We did some practice in the studio. One of our shows had auditions for next year’s hosts. So that was the afternoon. Also the sun came out, glorious and brilliant, acting like it had forgotten what to do with us after such a long time behind the clouds. Of course the cloud cover returned. Of course it’ll be another week before the sun is seen again.

In another studio, in another building, we also launched a brand new late night show. I went over to watch it get underway:

Rob is the guy on the right. He’s actually studying standup comedy as a major. We had a nice chat about it. He’s a smart young man. Going to be a great show.

And for the year so far that makes three new shows we’ve launched. These are full time students, and all of the productions are entirely student run. We’ve assembled three new crews and put together three new shows, in addition to three pre-existing shows. Not bad for being in a new facility and the students having to deal with me and every other thing.

Feb 17

The cuffs were stained, and it got stinky

From time to time a student asks to interview me about something or other as part of a class project. I try to be a difficult interview, thinking maybe the word will get out and people will stop asking.

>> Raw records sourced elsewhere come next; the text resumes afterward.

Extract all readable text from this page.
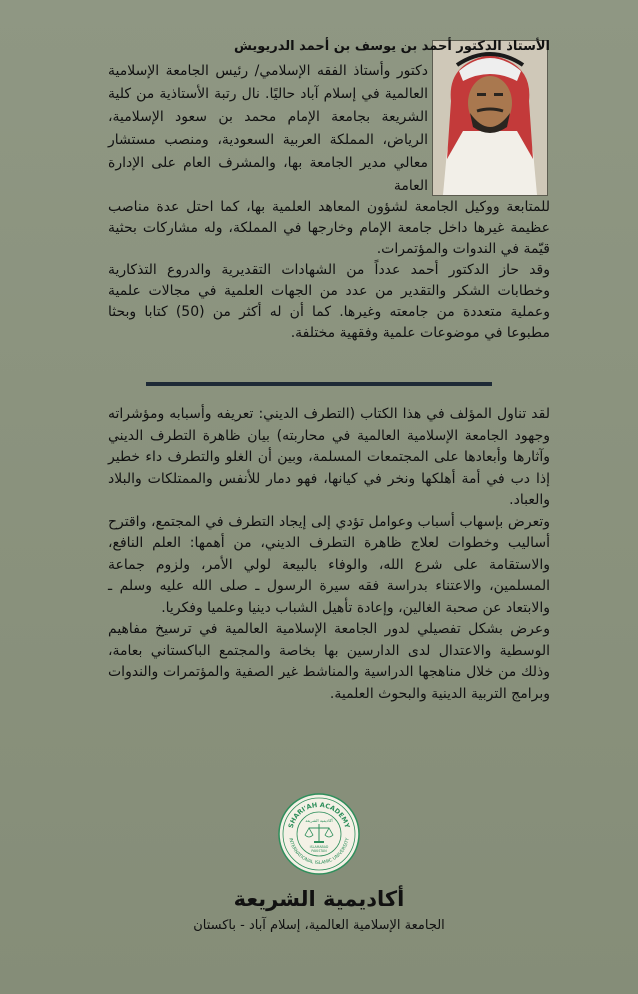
الأستاذ الدكتور أحمد بن يوسف بن أحمد الدريويش
دكتور وأستاذ الفقه الإسلامي/ رئيس الجامعة الإسلامية العالمية في إسلام آباد حاليًا. نال رتبة الأستاذية من كلية الشريعة بجامعة الإمام محمد بن سعود الإسلامية، الرياض، المملكة العربية السعودية، ومنصب مستشار معالي مدير الجامعة بها، والمشرف العام على الإدارة العامة

للمتابعة ووكيل الجامعة لشؤون المعاهد العلمية بها، كما احتل عدة مناصب عظيمة غيرها داخل جامعة الإمام وخارجها في المملكة، وله مشاركات بحثية قيّمة في الندوات والمؤتمرات.

وقد حاز الدكتور أحمد عدداً من الشهادات التقديرية والدروع التذكارية وخطابات الشكر والتقدير من عدد من الجهات العلمية في مجالات علمية وعملية متعددة من جامعته وغيرها. كما أن له أكثر من (50) كتابا وبحثا مطبوعا في موضوعات علمية وفقهية مختلفة.

لقد تناول المؤلف في هذا الكتاب (التطرف الديني: تعريفه وأسبابه ومؤشراته وجهود الجامعة الإسلامية العالمية في محاربته) بيان ظاهرة التطرف الديني وآثارها وأبعادها على المجتمعات المسلمة، وبين أن الغلو والتطرف داء خطير إذا دب في أمة أهلكها ونخر في كيانها، فهو دمار للأنفس والممتلكات والبلاد والعباد.

وتعرض بإسهاب أسباب وعوامل تؤدي إلى إيجاد التطرف في المجتمع، واقترح أساليب وخطوات لعلاج ظاهرة التطرف الديني، من أهمها: العلم النافع، والاستقامة على شرع الله، والوفاء بالبيعة لولي الأمر، ولزوم جماعة المسلمين، والاعتناء بدراسة فقه سيرة الرسول ـ صلى الله عليه وسلم ـ والابتعاد عن صحبة الغالين، وإعادة تأهيل الشباب دينيا وعلميا وفكريا.

وعرض بشكل تفصيلي لدور الجامعة الإسلامية العالمية في ترسيخ مفاهيم الوسطية والاعتدال لدى الدارسين بها بخاصة والمجتمع الباكستاني بعامة، وذلك من خلال مناهجها الدراسية والمناشط غير الصفية والمؤتمرات والندوات وبرامج التربية الدينية والبحوث العلمية.

SHARI'AH ACADEMY
INTERNATIONAL ISLAMIC UNIVERSITY
أكاديمية الشريعة
ISLAMABAD
PAKISTAN
أكاديمية الشريعة
الجامعة الإسلامية العالمية، إسلام آباد - باكستان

I don’t actually act like a bad interview subject. I try to be helpful while they’re learning their craft, but the thought always occurs to me: I could derail this. I could send this off in an entirely different direction. But they’re going to get that experience soon enough.

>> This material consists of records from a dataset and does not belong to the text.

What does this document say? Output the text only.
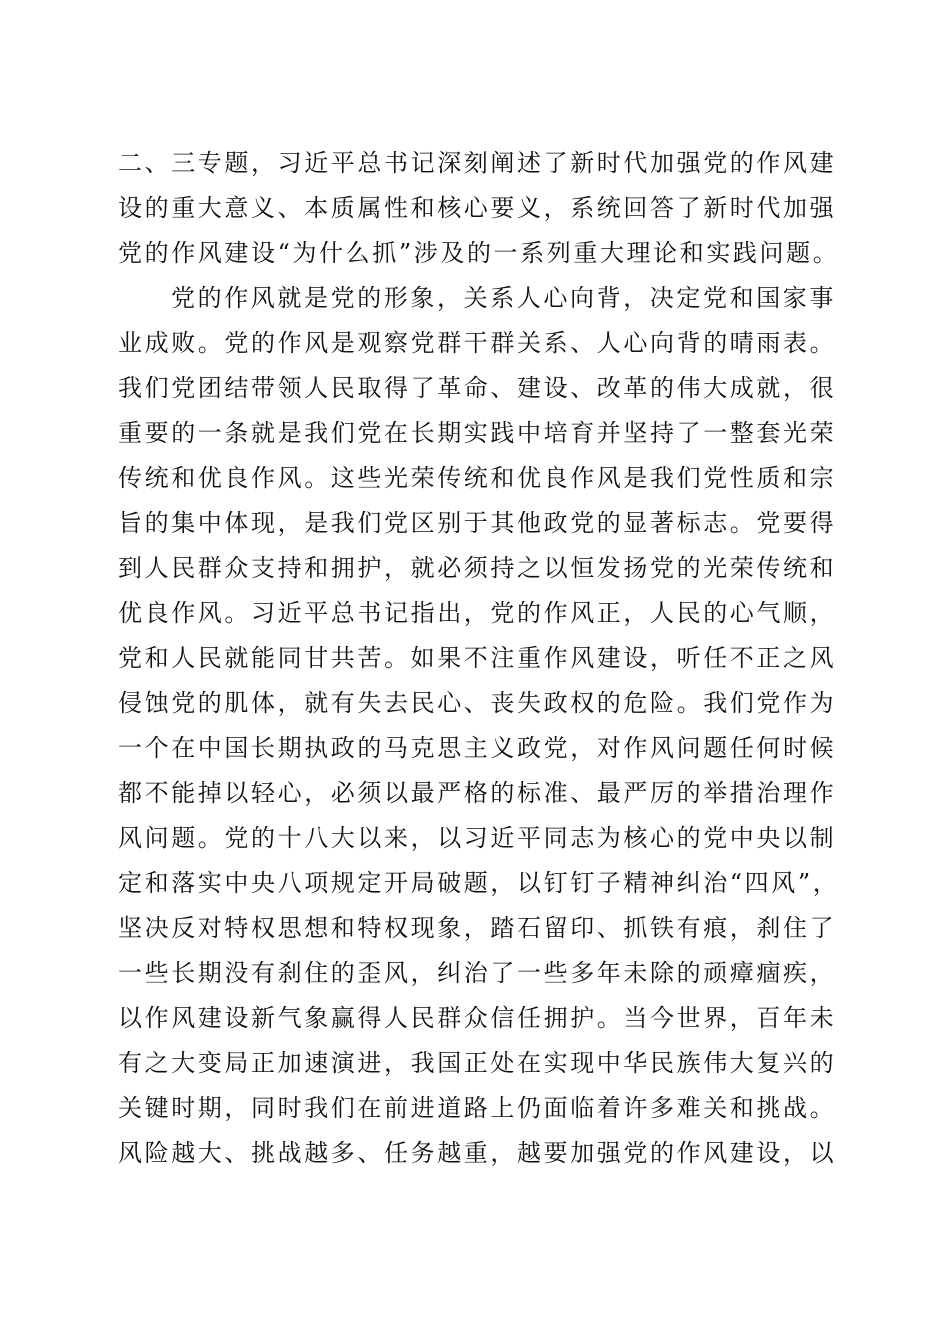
二、三专题，习近平总书记深刻阐述了新时代加强党的作风建
设的重大意义、本质属性和核心要义，系统回答了新时代加强
党的作风建设“为什么抓”涉及的一系列重大理论和实践问题。
党的作风就是党的形象，关系人心向背，决定党和国家事
业成败。党的作风是观察党群干群关系、人心向背的晴雨表。
我们党团结带领人民取得了革命、建设、改革的伟大成就，很
重要的一条就是我们党在长期实践中培育并坚持了一整套光荣
传统和优良作风。这些光荣传统和优良作风是我们党性质和宗
旨的集中体现，是我们党区别于其他政党的显著标志。党要得
到人民群众支持和拥护，就必须持之以恒发扬党的光荣传统和
优良作风。习近平总书记指出，党的作风正，人民的心气顺，
党和人民就能同甘共苦。如果不注重作风建设，听任不正之风
侵蚀党的肌体，就有失去民心、丧失政权的危险。我们党作为
一个在中国长期执政的马克思主义政党，对作风问题任何时候
都不能掉以轻心，必须以最严格的标准、最严厉的举措治理作
风问题。党的十八大以来，以习近平同志为核心的党中央以制
定和落实中央八项规定开局破题，以钉钉子精神纠治“四风”，
坚决反对特权思想和特权现象，踏石留印、抓铁有痕，刹住了
一些长期没有刹住的歪风，纠治了一些多年未除的顽瘴痼疾，
以作风建设新气象赢得人民群众信任拥护。当今世界，百年未
有之大变局正加速演进，我国正处在实现中华民族伟大复兴的
关键时期，同时我们在前进道路上仍面临着许多难关和挑战。
风险越大、挑战越多、任务越重，越要加强党的作风建设，以
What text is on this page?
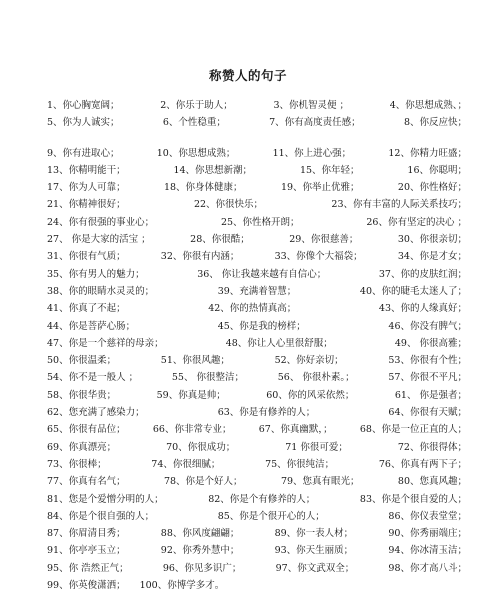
称赞人的句子
1、你心胸宽阔；	2、你乐于助人；	3、你机智灵便 ；	4、你思想成熟、；
5、你为人诚实；	6、个性稳重；	7、你有高度责任感；	8、你反应快；
9、你有进取心；	10、你思想成熟；	11、你上进心强；	12、你精力旺盛；
13、你精明能干；	14、你思想新潮；	15、你年轻；	16、你聪明；
17、你为人可靠；	18、你身体健康；	19、你举止优雅；	20、你性格好；
21、你精神很好；	22、你很快乐；	23、你有丰富的人际关系技巧；
24、你有很强的事业心；	25、你性格开朗；	26、你有坚定的决心 ；
27、 你是大家的活宝 ；	28、你很酷；	29、你很慈善；	30、你很亲切；
31、你很有气质；	32、你很有内涵；	33、你像个大福袋；	34、你是才女；
35、你有男人的魅力；	36、 你让我越来越有自信心；	37、你的皮肤红润；
38、你的眼睛水灵灵的；	39、充满着智慧；	40、你的睫毛太迷人了；
41、你真了不起；	42、你的热情真高；	43、你的人缘真好；
44、你是菩萨心肠；	45、你是我的榜样；	46、你没有脾气；
47、你是一个慈祥的母亲；	48、你让人心里很舒服；	49、 你很高雅；
50、你很温柔；	51、你很风趣；	52、你好亲切；	53、你很有个性；
54、你不是一般人 ；	55、 你很整洁；	56、 你很朴素。；	57、你很不平凡；
58、你很华贵；	59、你真是帅；	60、你的风采依然；	61、 你是强者；
62、您充满了感染力；	63、你是有修养的人；	64、你很有天赋；
65、你很有品位；	66、你非常专业；	67、你真幽默，；	68、你是一位正直的人；
69、你真漂亮；	70、你很成功；	71 你很可爱；	72、你很得体；
73、你很棒；	74、你很细腻；	75、你很纯洁；	76、你真有两下子；
77、你真有名气；	78、你是个好人；	79、您真有眼光；	80、您真风趣；
81、您是个爱憎分明的人；	82、你是个有修养的人；	83、你是个很自爱的人；
84、你是个很自强的人；	85、你是个很开心的人；	86、你仪表堂堂；
87、你眉清目秀；	88、你风度翩翩；	89、你一表人材；	90、你秀丽端庄；
91、你亭亭玉立；	92、你秀外慧中；	93、你天生丽质；	94、你冰清玉洁；
95、你 浩然正气；	96、你见多识广；	97、你文武双全；	98、你才高八斗；
99、你英俊潇洒； 100、你博学多才。
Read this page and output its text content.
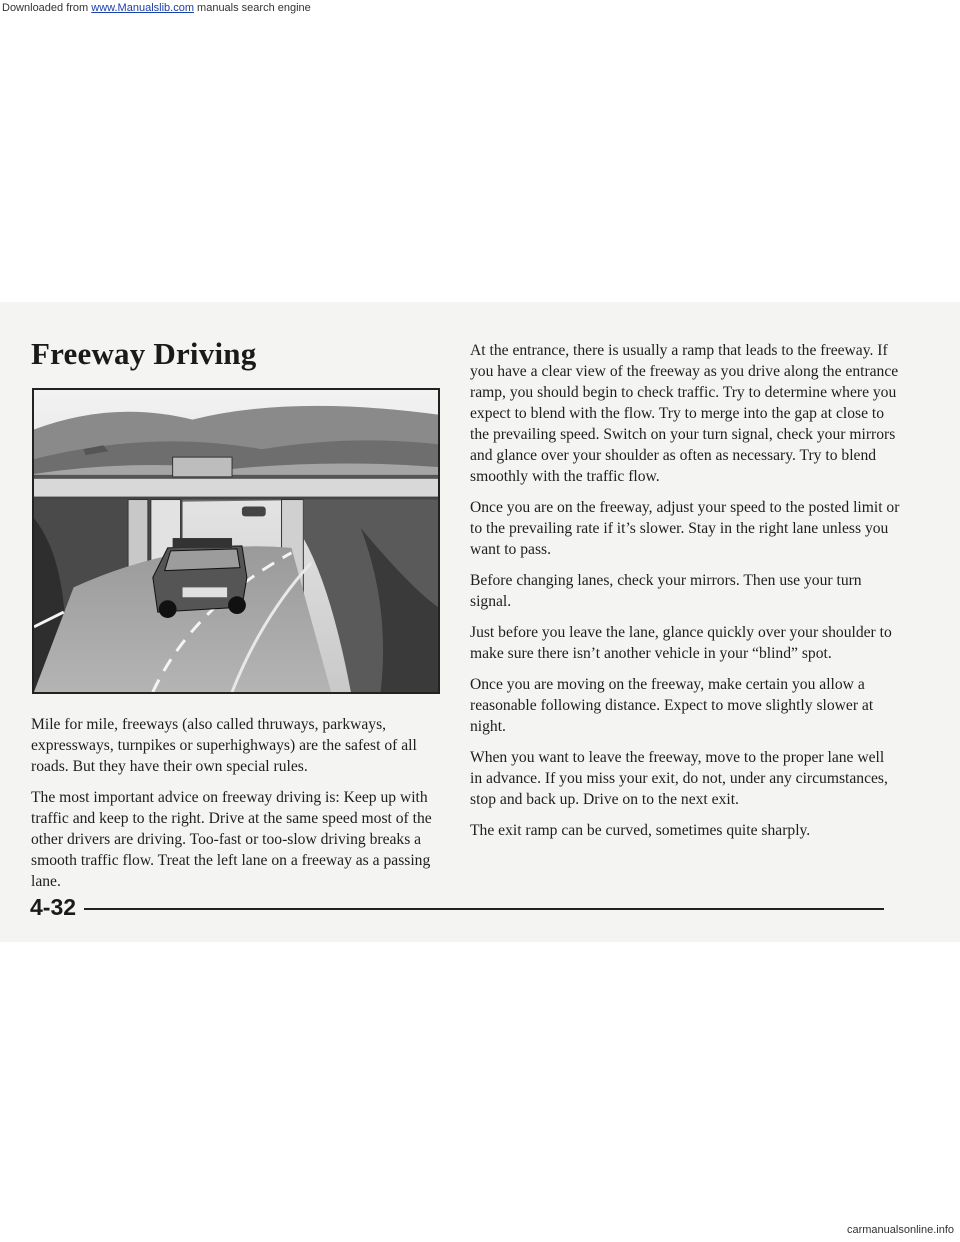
Downloaded from www.Manualslib.com manuals search engine
Freeway Driving

Mile for mile, freeways (also called thruways, parkways, expressways, turnpikes or superhighways) are the safest of all roads. But they have their own special rules.

The most important advice on freeway driving is: Keep up with traffic and keep to the right. Drive at the same speed most of the other drivers are driving. Too-fast or too-slow driving breaks a smooth traffic flow. Treat the left lane on a freeway as a passing lane.

At the entrance, there is usually a ramp that leads to the freeway. If you have a clear view of the freeway as you drive along the entrance ramp, you should begin to check traffic. Try to determine where you expect to blend with the flow. Try to merge into the gap at close to the prevailing speed. Switch on your turn signal, check your mirrors and glance over your shoulder as often as necessary. Try to blend smoothly with the traffic flow.

Once you are on the freeway, adjust your speed to the posted limit or to the prevailing rate if it’s slower. Stay in the right lane unless you want to pass.

Before changing lanes, check your mirrors. Then use your turn signal.

Just before you leave the lane, glance quickly over your shoulder to make sure there isn’t another vehicle in your “blind” spot.

Once you are moving on the freeway, make certain you allow a reasonable following distance. Expect to move slightly slower at night.

When you want to leave the freeway, move to the proper lane well in advance. If you miss your exit, do not, under any circumstances, stop and back up. Drive on to the next exit.

The exit ramp can be curved, sometimes quite sharply.

4-32
carmanualsonline.info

Today I got interviewed as part of a magazine writing exercise about the importance of clothes. It seemed an unusual topic, what clothes are important to you. So I thought, for whatever reason, about outerwear. This jacket, that coat and so on. I guess because it has been cold, I was thinking of the things that help keep you warm. Somewhere in there I mentioned this old denim jacket I had as a kid. Denim, which has made a comeback once more, was a big status symbol back then. And of course the interviewer seized on this as her topic.

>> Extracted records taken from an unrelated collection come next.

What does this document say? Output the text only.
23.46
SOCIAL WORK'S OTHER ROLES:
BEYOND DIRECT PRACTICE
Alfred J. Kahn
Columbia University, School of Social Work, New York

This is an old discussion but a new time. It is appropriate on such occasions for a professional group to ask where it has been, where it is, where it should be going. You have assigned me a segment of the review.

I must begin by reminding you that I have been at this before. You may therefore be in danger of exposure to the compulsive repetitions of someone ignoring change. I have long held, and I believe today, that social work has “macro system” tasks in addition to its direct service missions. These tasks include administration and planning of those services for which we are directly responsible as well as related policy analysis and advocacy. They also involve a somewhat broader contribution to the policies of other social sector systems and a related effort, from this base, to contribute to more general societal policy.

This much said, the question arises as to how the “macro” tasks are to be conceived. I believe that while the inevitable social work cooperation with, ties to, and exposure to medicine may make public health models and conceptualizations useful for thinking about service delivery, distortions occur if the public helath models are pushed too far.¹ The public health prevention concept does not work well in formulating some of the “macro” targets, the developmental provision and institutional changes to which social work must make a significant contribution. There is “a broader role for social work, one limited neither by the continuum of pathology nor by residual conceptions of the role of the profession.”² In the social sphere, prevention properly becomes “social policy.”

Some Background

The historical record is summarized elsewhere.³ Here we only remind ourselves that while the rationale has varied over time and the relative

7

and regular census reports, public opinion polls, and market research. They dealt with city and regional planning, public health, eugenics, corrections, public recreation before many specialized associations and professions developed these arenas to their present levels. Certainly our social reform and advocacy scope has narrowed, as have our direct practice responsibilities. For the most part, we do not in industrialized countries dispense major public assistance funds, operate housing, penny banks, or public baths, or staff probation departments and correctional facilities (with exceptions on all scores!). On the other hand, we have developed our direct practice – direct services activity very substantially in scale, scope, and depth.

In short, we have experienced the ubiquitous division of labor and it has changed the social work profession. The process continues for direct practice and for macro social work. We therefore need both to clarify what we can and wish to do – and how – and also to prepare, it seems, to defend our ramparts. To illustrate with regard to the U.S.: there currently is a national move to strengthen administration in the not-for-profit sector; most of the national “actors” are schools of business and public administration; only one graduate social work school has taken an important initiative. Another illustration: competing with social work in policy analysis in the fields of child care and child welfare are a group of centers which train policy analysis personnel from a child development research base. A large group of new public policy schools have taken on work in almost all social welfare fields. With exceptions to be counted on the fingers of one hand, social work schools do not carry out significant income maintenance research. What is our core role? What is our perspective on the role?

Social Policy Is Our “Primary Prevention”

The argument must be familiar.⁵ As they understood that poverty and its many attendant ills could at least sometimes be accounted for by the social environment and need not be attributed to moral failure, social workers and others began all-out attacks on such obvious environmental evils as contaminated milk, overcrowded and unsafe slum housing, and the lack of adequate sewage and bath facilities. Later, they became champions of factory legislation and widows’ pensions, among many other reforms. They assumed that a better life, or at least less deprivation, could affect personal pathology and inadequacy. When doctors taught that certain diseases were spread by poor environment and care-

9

I didn’t have a denim jacket for the longest time, because they were expensive and we didn’t have that kind of money. But finally, for Christmas one year, I got one. It was, I told my interviewer, an off-brand and it was probably about 15 minutes after denim was the thing, but I loved it. Loved it. I wore that jacket constantly. Day, night, overnight. And I suppose I just eventually physically outgrew it. But I remember the joy of the gift and the smell of the jacket. And it wasn’t a good smell, because I wore it constantly and I was a little boy. My mom had to wait until I went to sleep and then took the jacket off of me to wash the thing.

The interviewer asked good questions, as I imagined she would. Made me really think of my answers. It became an almost psychological exercise.

Afterward, I sent my mom a text, telling her about this interview. I figured she’d have a funny anecdote for me that I could pass along to my interviewer and we’d all have a good laugh. She didn’t remember the jacket.

In her defense, it was a few decades ago.

Also, when I was little, The Count always scared me. (I was a sensitive child.) But Brielle doesn’t have this problem. Plus, she’s adorable, and knows her stuff:

In the studio this evening, the sports show took over. David and Griffin are going places:

We’ll get to say we knew them back when. They do such great work. But you could say that about a lot of people around here.